2. Sample size used for the test set and the data provenance

The document does not explicitly state the sample sizes for each specific test mentioned (e.g., bond strength, film thickness). It globally refers to the data as "Non-Clinical Performance Data" and "internal performance testing."

• Sample Size: Not explicitly stated for individual tests.
• Data Provenance: The data is described as "internal performance testing." This implies the tests were conducted by the manufacturer, Sybron Dental Specialties. The country of origin is not specified but given the submitter information, it is likely the US. The data is retrospective as it refers to completed tests.

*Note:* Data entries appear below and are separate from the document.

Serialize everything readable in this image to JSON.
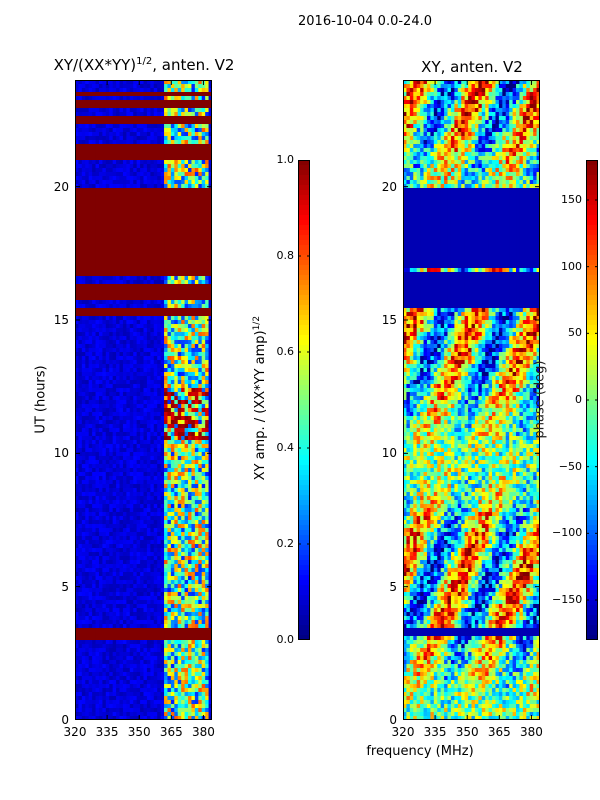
{
  "figure": {
    "suptitle": "2016-10-04 0.0-24.0",
    "shared_xlabel": "frequency (MHz)"
  },
  "chart_data": [
    {
      "type": "heatmap",
      "title": "XY/(XX*YY)^1/2, anten. V2",
      "title_main": "XY/(XX*YY)",
      "title_sup": "1/2",
      "title_tail": ", anten. V2",
      "xlabel": "frequency (MHz)",
      "ylabel": "UT (hours)",
      "xlim": [
        320,
        384
      ],
      "ylim": [
        0,
        24
      ],
      "xticks": [
        "320",
        "335",
        "350",
        "365",
        "380"
      ],
      "xtick_values": [
        320,
        335,
        350,
        365,
        380
      ],
      "yticks": [
        "0",
        "5",
        "10",
        "15",
        "20"
      ],
      "ytick_values": [
        0,
        5,
        10,
        15,
        20
      ],
      "colorbar": {
        "label": "XY amp. / (XX*YY amp)^1/2",
        "label_main": "XY amp. / (XX*YY amp)",
        "label_sup": "1/2",
        "range": [
          0.0,
          1.0
        ],
        "ticks": [
          "0.0",
          "0.2",
          "0.4",
          "0.6",
          "0.8",
          "1.0"
        ],
        "tick_values": [
          0.0,
          0.2,
          0.4,
          0.6,
          0.8,
          1.0
        ],
        "colormap": "jet"
      },
      "saturated_time_bands_hours": [
        [
          3.0,
          3.5
        ],
        [
          15.2,
          15.5
        ],
        [
          15.7,
          16.3
        ],
        [
          16.6,
          20.0
        ],
        [
          21.0,
          21.6
        ],
        [
          22.3,
          22.6
        ],
        [
          22.9,
          23.3
        ],
        [
          23.4,
          23.6
        ]
      ],
      "active_frequency_band_mhz": [
        361,
        382
      ]
    },
    {
      "type": "heatmap",
      "title": "XY, anten. V2",
      "xlabel": "frequency (MHz)",
      "ylabel": "",
      "xlim": [
        320,
        384
      ],
      "ylim": [
        0,
        24
      ],
      "xticks": [
        "320",
        "335",
        "350",
        "365",
        "380"
      ],
      "xtick_values": [
        320,
        335,
        350,
        365,
        380
      ],
      "yticks": [
        "0",
        "5",
        "10",
        "15",
        "20"
      ],
      "ytick_values": [
        0,
        5,
        10,
        15,
        20
      ],
      "colorbar": {
        "label": "phase (deg)",
        "range": [
          -180,
          180
        ],
        "ticks": [
          "−150",
          "−100",
          "−50",
          "0",
          "50",
          "100",
          "150"
        ],
        "tick_values": [
          -150,
          -100,
          -50,
          0,
          50,
          100,
          150
        ],
        "colormap": "jet"
      },
      "flat_time_bands_hours": [
        [
          3.2,
          3.5
        ],
        [
          15.4,
          16.8
        ],
        [
          16.9,
          20.0
        ]
      ]
    }
  ]
}
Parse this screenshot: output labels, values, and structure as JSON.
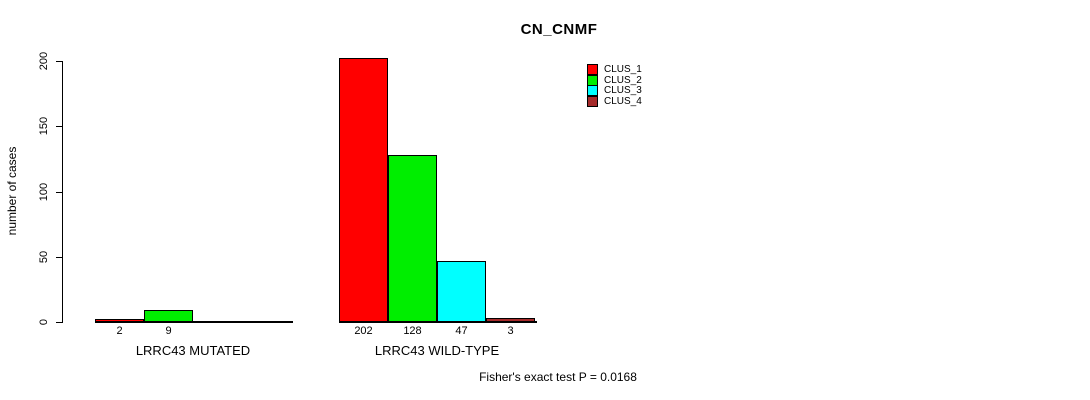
{
  "chart_data": {
    "type": "bar",
    "title": "CN_CNMF",
    "ylabel": "number of cases",
    "xlabel": "",
    "ylim": [
      0,
      200
    ],
    "yticks": [
      0,
      50,
      100,
      150,
      200
    ],
    "grid": false,
    "legend_position": "top-right",
    "categories": [
      "LRRC43 MUTATED",
      "LRRC43 WILD-TYPE"
    ],
    "series": [
      {
        "name": "CLUS_1",
        "color": "#ff0000",
        "values": [
          2,
          202
        ]
      },
      {
        "name": "CLUS_2",
        "color": "#00ee00",
        "values": [
          9,
          128
        ]
      },
      {
        "name": "CLUS_3",
        "color": "#00ffff",
        "values": [
          0,
          47
        ]
      },
      {
        "name": "CLUS_4",
        "color": "#a52a2a",
        "values": [
          0,
          3
        ]
      }
    ],
    "bar_value_labels_shown": [
      "2",
      "9",
      "202",
      "128",
      "47",
      "3"
    ],
    "annotation": "Fisher's exact test P = 0.0168",
    "axis_color": "#000000",
    "background_color": "#ffffff"
  }
}
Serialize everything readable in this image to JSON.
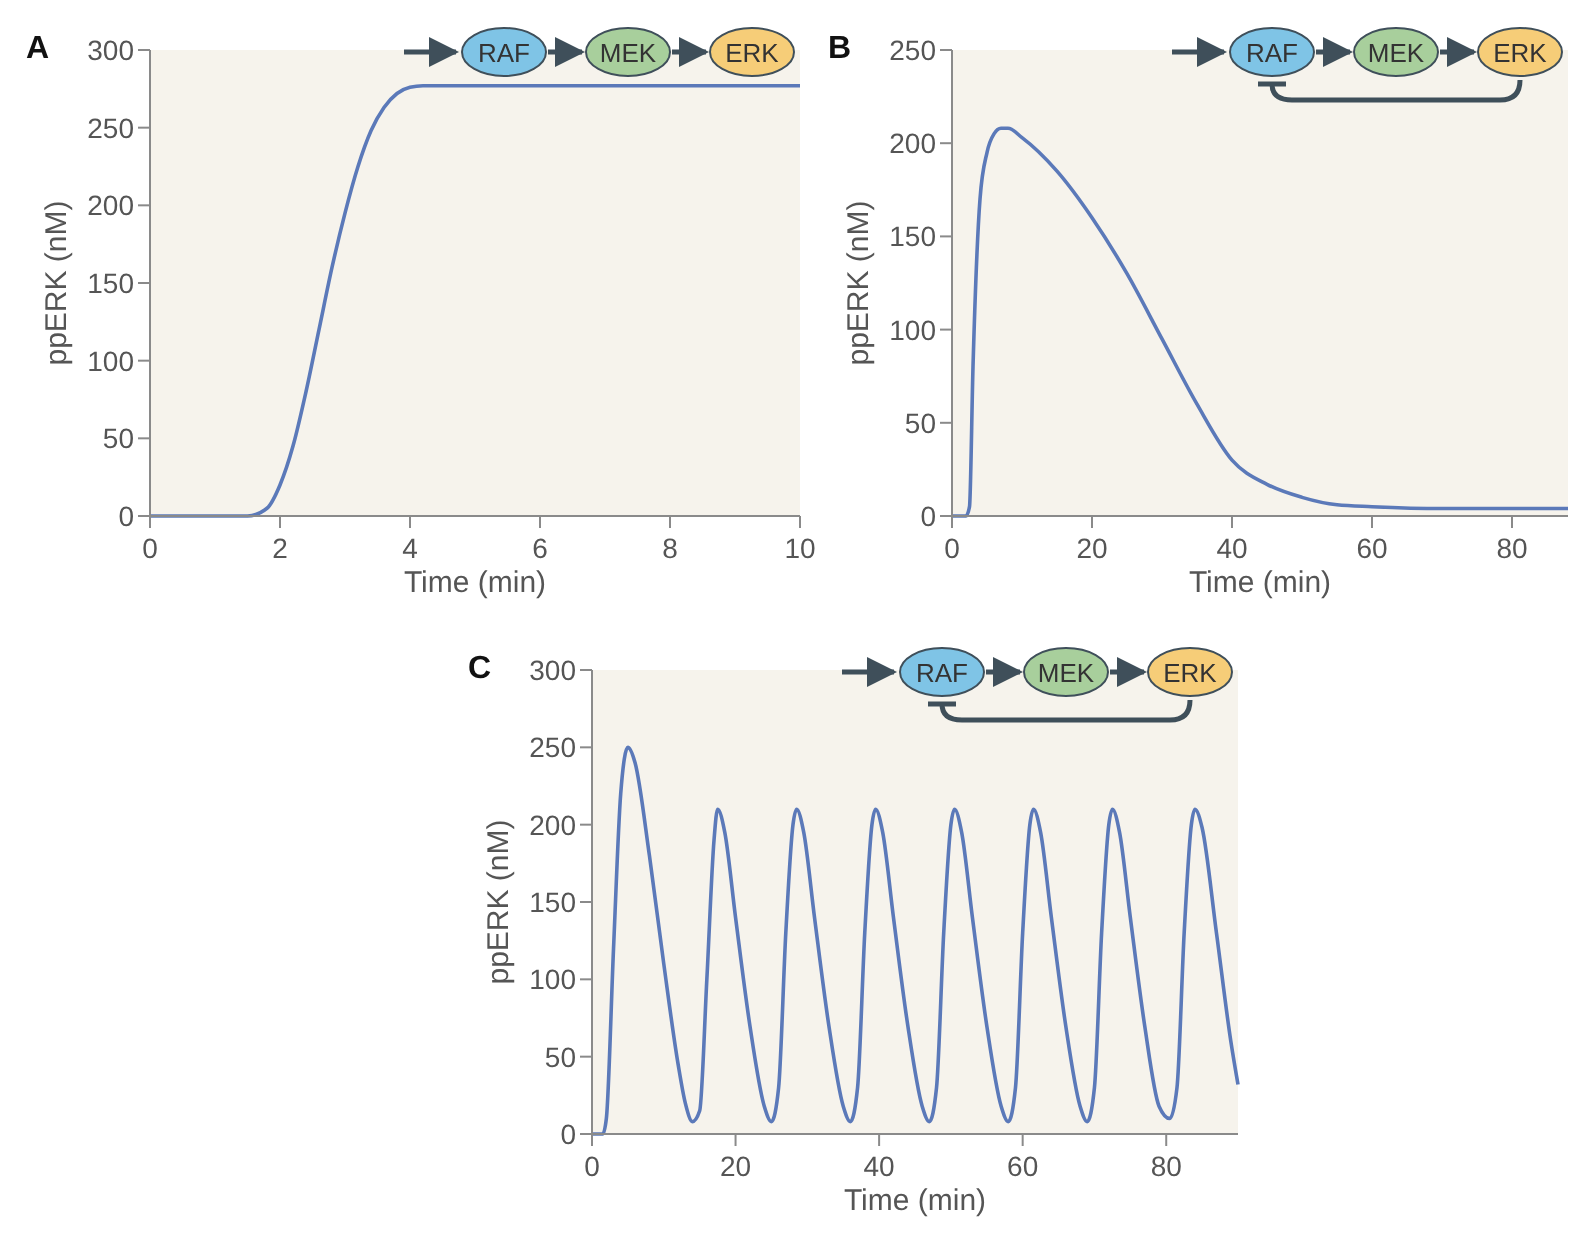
{
  "chart_data": [
    {
      "type": "line",
      "title": "A",
      "xlabel": "Time (min)",
      "ylabel": "ppERK (nM)",
      "xlim": [
        0,
        10
      ],
      "xticks": [
        0,
        2,
        4,
        6,
        8,
        10
      ],
      "ylim": [
        0,
        300
      ],
      "yticks": [
        0,
        50,
        100,
        150,
        200,
        250,
        300
      ],
      "annotations": [
        "RAF",
        "MEK",
        "ERK"
      ],
      "series": [
        {
          "color": "#5b79b9",
          "x": [
            0,
            1,
            1.5,
            1.8,
            2,
            2.2,
            2.4,
            2.6,
            2.8,
            3,
            3.2,
            3.4,
            3.6,
            3.8,
            4,
            4.2,
            4.4,
            5,
            6,
            8,
            10
          ],
          "values": [
            0,
            0,
            0,
            5,
            20,
            45,
            80,
            120,
            160,
            195,
            225,
            248,
            263,
            272,
            276,
            277,
            277,
            277,
            277,
            277,
            277
          ]
        }
      ]
    },
    {
      "type": "line",
      "title": "B",
      "xlabel": "Time (min)",
      "ylabel": "ppERK (nM)",
      "xlim": [
        0,
        88
      ],
      "xticks": [
        0,
        20,
        40,
        60,
        80
      ],
      "ylim": [
        0,
        250
      ],
      "yticks": [
        0,
        50,
        100,
        150,
        200,
        250
      ],
      "annotations": [
        "RAF",
        "MEK",
        "ERK"
      ],
      "series": [
        {
          "color": "#5b79b9",
          "x": [
            0,
            2,
            2.5,
            3,
            4,
            5,
            6,
            7,
            8,
            10,
            15,
            20,
            25,
            30,
            35,
            40,
            45,
            50,
            55,
            60,
            70,
            80,
            88
          ],
          "values": [
            0,
            0,
            5,
            80,
            170,
            195,
            205,
            208,
            208,
            203,
            185,
            160,
            130,
            95,
            60,
            30,
            17,
            10,
            6,
            5,
            4,
            4,
            4
          ]
        }
      ]
    },
    {
      "type": "line",
      "title": "C",
      "xlabel": "Time (min)",
      "ylabel": "ppERK (nM)",
      "xlim": [
        0,
        90
      ],
      "xticks": [
        0,
        20,
        40,
        60,
        80
      ],
      "ylim": [
        0,
        300
      ],
      "yticks": [
        0,
        50,
        100,
        150,
        200,
        250,
        300
      ],
      "annotations": [
        "RAF",
        "MEK",
        "ERK"
      ],
      "series": [
        {
          "color": "#5b79b9",
          "x": [
            0,
            1.5,
            2,
            3,
            4,
            5,
            6,
            8,
            10,
            12,
            13,
            14,
            15,
            16,
            17,
            17.5,
            18.5,
            20,
            22,
            24,
            25,
            26,
            27,
            28,
            28.5,
            29.5,
            31,
            33,
            35,
            36,
            37,
            38,
            39,
            39.5,
            40.5,
            42,
            44,
            46,
            47,
            48,
            49,
            50,
            50.5,
            51.5,
            53,
            55,
            57,
            58,
            59,
            60,
            61,
            61.5,
            62.5,
            64,
            66,
            68,
            69,
            70,
            71,
            72,
            72.5,
            73.5,
            75,
            77,
            79,
            80.5,
            81.5,
            82.5,
            83.5,
            84,
            85,
            87,
            89,
            90
          ],
          "values": [
            0,
            0,
            10,
            120,
            220,
            250,
            240,
            180,
            110,
            45,
            20,
            8,
            15,
            100,
            190,
            210,
            195,
            140,
            70,
            18,
            8,
            30,
            130,
            200,
            210,
            195,
            140,
            70,
            18,
            8,
            30,
            130,
            200,
            210,
            195,
            140,
            70,
            18,
            8,
            30,
            130,
            200,
            210,
            195,
            140,
            70,
            18,
            8,
            30,
            130,
            200,
            210,
            195,
            140,
            70,
            18,
            8,
            30,
            130,
            200,
            210,
            195,
            140,
            70,
            18,
            10,
            30,
            130,
            200,
            210,
            198,
            130,
            60,
            32
          ]
        }
      ]
    }
  ]
}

3. Number of experts used to establish the ground truth for the test set and the qualifications of those experts

This information is not provided in the document. The tests are non-clinical (laboratory-based) and don't involve human expert assessment for ground truth in the traditional sense of medical image analysis or clinical diagnosis. The "ground truth" for these tests would be the measured physical and chemical properties of the material.

4. Adjudication method for the test set

This information is not applicable as the study is based on non-clinical laboratory tests, not subjective expert assessment requiring adjudication.

5. If a multi-reader multi-case (MRMC) comparative effectiveness study was done, If so, what was the effect size of how much human readers improve with AI vs without AI assistance

There was no MRMC comparative effectiveness study done. This device is a dental cement, and the evaluation is based on material properties and non-clinical performance, not on AI-assisted human reading of medical cases.

6. If a standalone (i.e. algorithm only without human-in-the loop performance) was done

This information is not applicable. The device is a dental cement, not an algorithm or AI system.

7. The type of ground truth used (expert consensus, pathology, outcomes data, etc.)

The ground truth for the non-clinical performance tests would be the measured physical, chemical, and mechanical properties of the dental cement, determined through standardized laboratory testing methods (e.g., ISO standards, FDA guidance). For example, a bond strength measurement has a direct numerical ground truth.

8. The sample size for the training set

This information is not applicable. The device is a physical material (dental cement), not an AI model requiring a training set.

9. How the ground truth for the training set was established

This information is not applicable for the same reason as point 8.